Ministerio de Oración 
La Biblia nos dice en 1ra Tesalonicenses 5:17,   “Orad sin cesar”. Creemos que es necesario buscar a Dios diariamente, a través de la oración. Por eso, exhortamos a la membresía a que separen un tiempo diariamente, para tener un momento devocional con Dios.
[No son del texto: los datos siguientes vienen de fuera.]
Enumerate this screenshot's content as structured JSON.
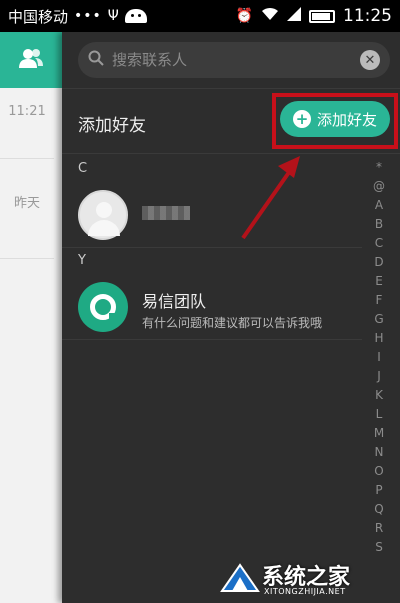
{
  "status_bar": {
    "carrier": "中国移动",
    "dots": "•••",
    "time": "11:25"
  },
  "left_strip": {
    "time_1": "11:21",
    "time_2": "昨天"
  },
  "search": {
    "placeholder": "搜索联系人"
  },
  "add_bar": {
    "title": "添加好友",
    "button_label": "添加好友"
  },
  "sections": [
    {
      "letter": "C",
      "contacts": [
        {
          "name": ""
        }
      ]
    },
    {
      "letter": "Y",
      "contacts": [
        {
          "name": "易信团队",
          "subtitle": "有什么问题和建议都可以告诉我哦"
        }
      ]
    }
  ],
  "index_letters": [
    "*",
    "@",
    "A",
    "B",
    "C",
    "D",
    "E",
    "F",
    "G",
    "H",
    "I",
    "J",
    "K",
    "L",
    "M",
    "N",
    "O",
    "P",
    "Q",
    "R",
    "S"
  ],
  "watermark": {
    "text": "系统之家",
    "sub": "XITONGZHIJIA.NET"
  },
  "colors": {
    "accent": "#2ab596",
    "highlight": "#c8101a",
    "panel_bg": "#2d2d2d"
  },
  "icons": [
    "contacts-icon",
    "search-icon",
    "clear-icon",
    "plus-icon",
    "default-avatar-icon",
    "yixin-logo-icon"
  ]
}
También, varias veces al año, tenemos Campañas de Oración de 48  horas contínuas (sin cesar),  para buscar el favor de Dios.
 
* Dentro de este ministerio, tenemos un pequeño grupo de hermanas que no trabajan fuera del hogar, y que se reúnen los martes en la mañana para orar en el templo o en algún hogar con necesidad.  Tenemos comunicación con Dios, compartimos entre nosotros, y también con las otras personas con las cuales hemos podido convivir.
* Hemos puesto en acción el amor y la solidaridad que debemos tener como hermanos en Cristo que somos.  Así como cuando una parte del cuerpo sufre, el resto se duele, sufrimos ante el dolor de uno de los miembros del cuerpo de Cristo, que es la Iglesia.  Y nos alegramos también con la alegría de otros, y el poder apoyarnos unos a otros, como una familia que somos.  También, por medio de este ministerio algunas personas han podido conocer de nuestra iglesia y han venido a los pies del Señor.
* Es nuestro deseo de que nuestro grupo crezca en número.   Pero oramos para que podamos crecer espiritualmente y que Dios nos guíe a donde hay necesidad, como hasta ahora lo ha estado haciendo.  Le pedimos sabiduría para seguir haciéndolo, y que agregue personas que puedan servir de apoyo y traer nuevas ideas al grupo.  Confiamos en la promesa que nuestro Señor Jesús nos dijo: “Otra vez os digo, que si dos de vosotros se pusieren de acuerdo en la tierra acerca de cualquiera cosa que pidieren, les será hecho por mi Padre que está en los cielos.  Porque donde están dos o tres congregados en mi nombre, allí estoy yo en medio de ellos.”  ( Mateo 18:19-20)
* La hermana Patricia Jara es la líder de este ministerio, quien vive totalmente agradecida a  Dios por haber llegado a su vida cuando más lo necesitaba y darle Su amor y perdón.  En especial el haber llenado ese vacío que sentía y ver lo que Él ha hecho en la vida de su esposo e hijas.  Deseaba servir en la iglesia, pero no sabía cómo, hasta que el Pastor se le acercó y le pidió que se hiciera cargo del Ministerio de la Oración.